Despite a transparent script, the cast of acting vets delivers reasonable flair. I haven’t seen Nicholas Brendon since “Demon Island” that involved a killer pinata (classic b-movie fun). I’m glad to seen Nicholas is still acting and his role as Mark reminds me much of his “Buffy the Vampire Slayer” role: a bit weak, strong when needed, and a nervous wreck. Cult actress Tiffany Shepis deputy Klare Austin role doesn’t shine as much as one would hope for in a actress of her credit history. Deputy Austin more or lesses flounders around the town trying to solve this case on her own without the help of her boss. Speaking of the boss Tom Haulk, Robert Pralgo has had a more mainstream career and that translate more clearly to the screen. Pralgo delivers a sheriff on a mission to make things right even if it costs him his job and his soul.
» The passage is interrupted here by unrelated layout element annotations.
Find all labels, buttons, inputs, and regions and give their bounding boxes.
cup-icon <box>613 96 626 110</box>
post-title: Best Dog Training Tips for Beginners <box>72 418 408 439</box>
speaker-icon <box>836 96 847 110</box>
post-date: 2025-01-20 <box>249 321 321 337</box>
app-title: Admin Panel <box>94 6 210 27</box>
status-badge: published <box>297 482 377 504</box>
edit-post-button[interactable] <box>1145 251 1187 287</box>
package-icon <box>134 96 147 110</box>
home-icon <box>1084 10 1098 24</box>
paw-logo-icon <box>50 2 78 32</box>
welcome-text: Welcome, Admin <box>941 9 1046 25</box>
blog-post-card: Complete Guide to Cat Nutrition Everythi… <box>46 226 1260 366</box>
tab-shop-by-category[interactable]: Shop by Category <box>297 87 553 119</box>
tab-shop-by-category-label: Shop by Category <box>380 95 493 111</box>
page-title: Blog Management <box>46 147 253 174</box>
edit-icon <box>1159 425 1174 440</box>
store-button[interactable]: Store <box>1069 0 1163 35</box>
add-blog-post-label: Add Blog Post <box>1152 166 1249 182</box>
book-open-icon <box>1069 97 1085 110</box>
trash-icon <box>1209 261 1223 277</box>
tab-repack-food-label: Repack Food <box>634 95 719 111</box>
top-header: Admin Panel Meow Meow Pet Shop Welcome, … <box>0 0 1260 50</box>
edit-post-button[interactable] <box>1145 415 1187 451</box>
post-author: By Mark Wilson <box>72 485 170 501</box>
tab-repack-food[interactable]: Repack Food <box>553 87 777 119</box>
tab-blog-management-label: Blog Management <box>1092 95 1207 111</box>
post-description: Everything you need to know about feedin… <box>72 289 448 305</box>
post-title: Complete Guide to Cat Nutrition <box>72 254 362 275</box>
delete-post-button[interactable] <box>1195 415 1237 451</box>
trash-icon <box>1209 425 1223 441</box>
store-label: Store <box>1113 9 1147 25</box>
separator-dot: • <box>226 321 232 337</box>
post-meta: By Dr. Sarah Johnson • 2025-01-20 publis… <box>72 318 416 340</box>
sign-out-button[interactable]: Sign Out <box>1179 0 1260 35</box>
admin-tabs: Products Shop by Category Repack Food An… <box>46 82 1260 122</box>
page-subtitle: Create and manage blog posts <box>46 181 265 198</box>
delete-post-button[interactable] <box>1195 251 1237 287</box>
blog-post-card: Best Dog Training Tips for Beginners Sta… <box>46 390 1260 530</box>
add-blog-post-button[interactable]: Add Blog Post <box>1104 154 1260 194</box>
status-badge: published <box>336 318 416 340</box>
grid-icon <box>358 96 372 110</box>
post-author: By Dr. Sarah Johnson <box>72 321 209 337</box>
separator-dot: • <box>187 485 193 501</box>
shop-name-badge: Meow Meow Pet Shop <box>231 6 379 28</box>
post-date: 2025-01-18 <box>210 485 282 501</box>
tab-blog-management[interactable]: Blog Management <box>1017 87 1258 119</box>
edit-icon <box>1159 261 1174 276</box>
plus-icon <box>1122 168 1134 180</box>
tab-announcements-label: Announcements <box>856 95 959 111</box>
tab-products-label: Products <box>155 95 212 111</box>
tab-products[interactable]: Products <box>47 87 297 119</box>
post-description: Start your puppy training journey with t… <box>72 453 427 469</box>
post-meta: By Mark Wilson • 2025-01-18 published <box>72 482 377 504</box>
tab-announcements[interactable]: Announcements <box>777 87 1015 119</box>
I wasn’t too keen on the motive behind the killer who wore a tribal tiled mask and a wheeled around an ancient deadly mace like weapon. Rest of the killer’s outfit involved black cape and hood and rubber gloves like you wear when doing the dishes. The “Monster,” as the movie credits the character, wasn’t very thriller aesthetically and looked more like a cheap halloween costume party goer who decided to attend the big bash at the last minute. The death scenes weren’t that all excellent as well, but given the movie’s crowd-funded budget from indiegogo.com I can’t speak too much on the matter than other that the kill scenes were as great as they were funded.
But why the title “Attack of the Morningside Monster?” A slightly boring and generic title could have given this feature more life especially since the killer is described using a certain kill method. A more thought-provoking title surely would have been appreciated for this entertaining low-budget film that keeps you guessing about the killer’s thirst for drug dealers and their vital organs. Check it out on DVD next year January 20, 2015 from Apprehensive Films and MVDvisual.